Chief Judge Michael F. Powers of the 8th Judicial District Court thinks spending a day with the Kansas Supreme Court as a substitute justice will improve the work he does as a trial judge.
Chief Justice Robert E. Davis is ill, and has been away from the court for more than a month. The court needed to make progress on its docket, so it needed a substitute judge.
Powers was the justices’ choice to fill in for Davis, Office of Judicial Administration Information Officer Ron Keefover said.
“He is a veteran judge and he’s chief judge of the district,” Keefover said. “They need someone very good to work with them, and they thought Judge Powers was the one.”
Justice Lawton R. Nuss called Powers inviting him to sit with the court May 3. Powers accepted the invitation. He began researching the cases the court would hear about a month ahead of the date.
A week before hearing the cases, he received a memo from the court’s research staff regarding history and precedent for the cases.
Because he was a substitute justice, Powers used the court’s conference room as an office. He met the justices in the “robing room” for final preparations for court.
Entering the courtroom was an interesting ceremony, almost like a choreographed entry, he said.

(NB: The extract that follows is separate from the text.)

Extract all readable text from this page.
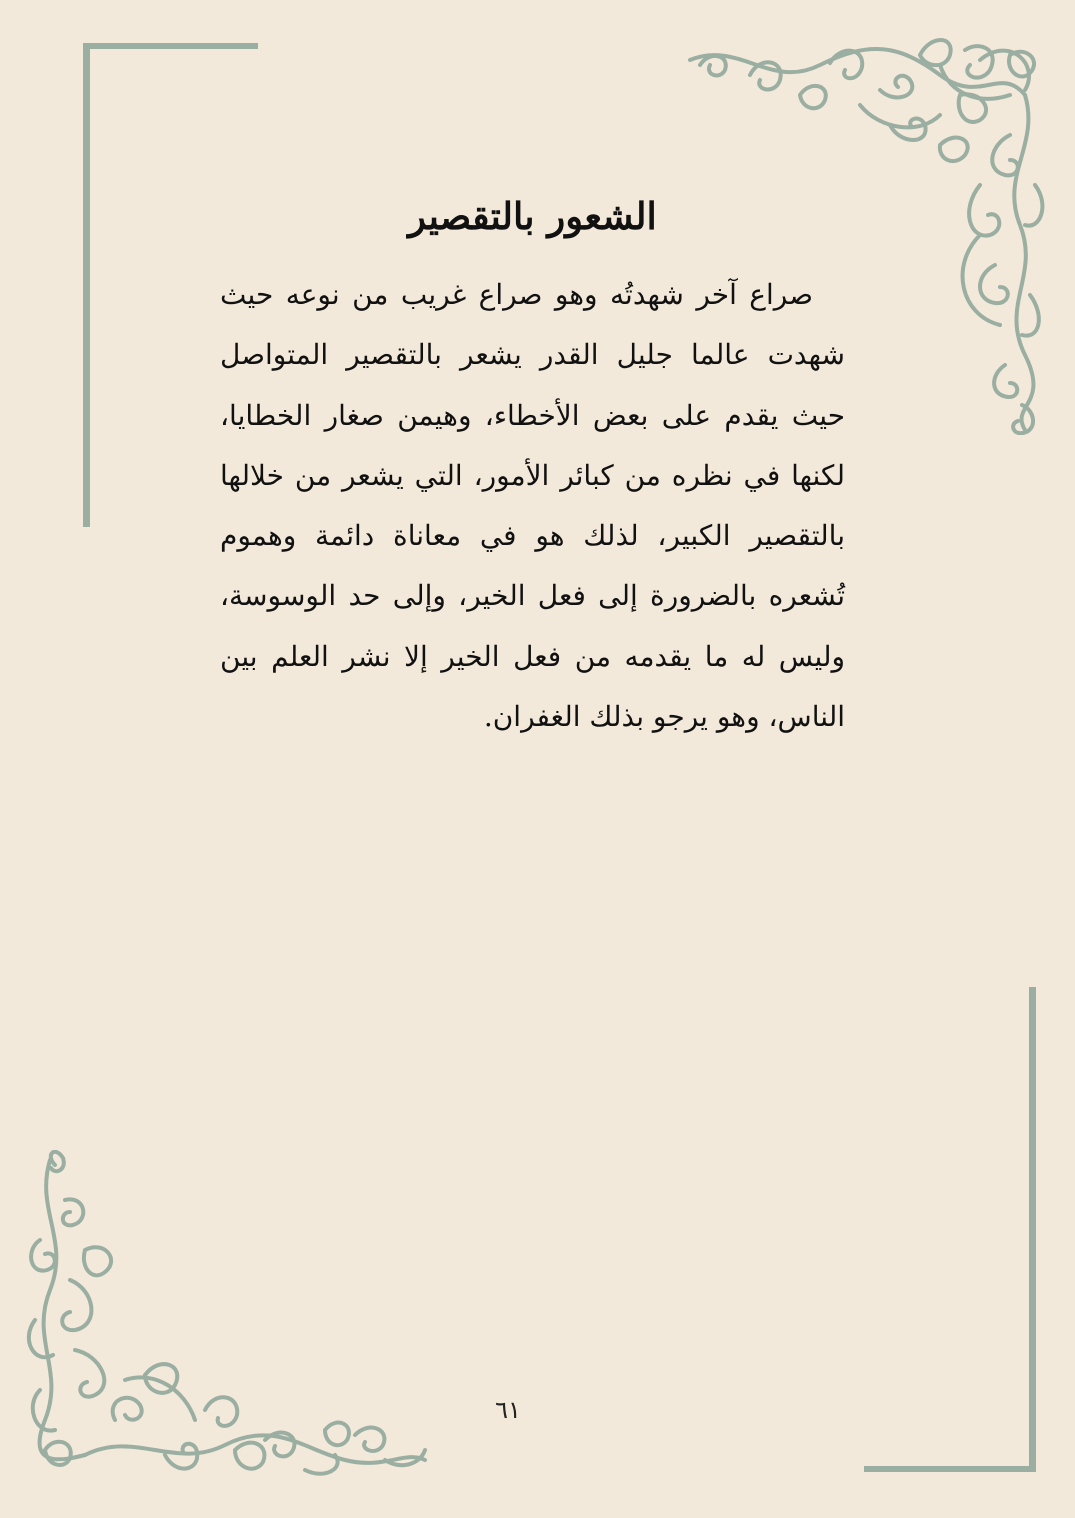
الشعور بالتقصير

صراع آخر شهدتُه وهو صراع غريب من نوعه حيث شهدت عالما جليل القدر يشعر بالتقصير المتواصل حيث يقدم على بعض الأخطاء، وهيمن صغار الخطايا، لكنها في نظره من كبائر الأمور، التي يشعر من خلالها بالتقصير الكبير، لذلك هو في معاناة دائمة وهموم تُشعره بالضرورة إلى فعل الخير، وإلى حد الوسوسة، وليس له ما يقدمه من فعل الخير إلا نشر العلم بين الناس، وهو يرجو بذلك الغفران.

٦١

He appreciates the ceremony because it serves as a reminder that people should behave civilly in court. For that same reason, Powers maintains a relatively formal courtroom, he said.
The justices heard oral arguments in the cases 9 a.m. to noon. Attorneys presented their arguments then answered questions from the justices.
Powers said it was a different experience from being a trial judge. He compared it to the difference between playing football and officiating a football game. He knew what was going on, but he saw it from a different perspective.
After lunch, the justices discussed the cases. They reached a consensus on all of the cases that day. In cases when they can’t reach a consensus, they will schedule another discussion after they have researched the case more.
“I was extremely impressed at how ‘big picture’ they were thinking,” Powers said of the justices.
They were well prepared and kept in mind that their decisions have far-reaching consequences beyond just the case at hand.
Justices heard five cases on May 3: James Becker and the Estate of Norman Becker v. Harold Knoll, which was a dispute about an irrigation district; Gabriel Gaumer v. Rossville Truck and Tractor Co., Inc., et al., regarding product liability and sale of used farm equipment.
State of Kansas v. Isaac Duncan, regarding a plea agreement and waiver of rights; Charles McIntosh v. Kansas Department of Revenue, about whether someone can change their decision to refuse a DUI breath test; and Jack L. Goldsmith v. State of Kansas, about DNA testing.
The justices decide which cases are worthy of a hearing in the Supreme Court based on several factors, including importance, whether it involves a new legal issue, if there is confusion about the law, and if there have been conflicting opinions in appeals courts.
Powers said he couldn’t speak about the court’s decisions in the cases because the opinions have not been written yet. He said two or three of the cases will provide new guidance on legal issues.
He previously had assisted the Kansas Court of Appeals work through a large backlog of cases. His experiences with the Supreme Court and Court of Appeals have helped him improve as a trial judge, he said.
“It really helped me see what the appellate courts look at,” Powers said.
The experience in Topeka was interesting and valuable, but he didn’t express any aspirations of leaving the Eighth Judicial District.
“I like what I am doing. I try to fulfill my duties as best I can,” Powers said. “Covering my caseload while taking care of the administrative and personnel responsibilities of being chief judge of the district is challenging and stimulating. I really don’t see that changing.”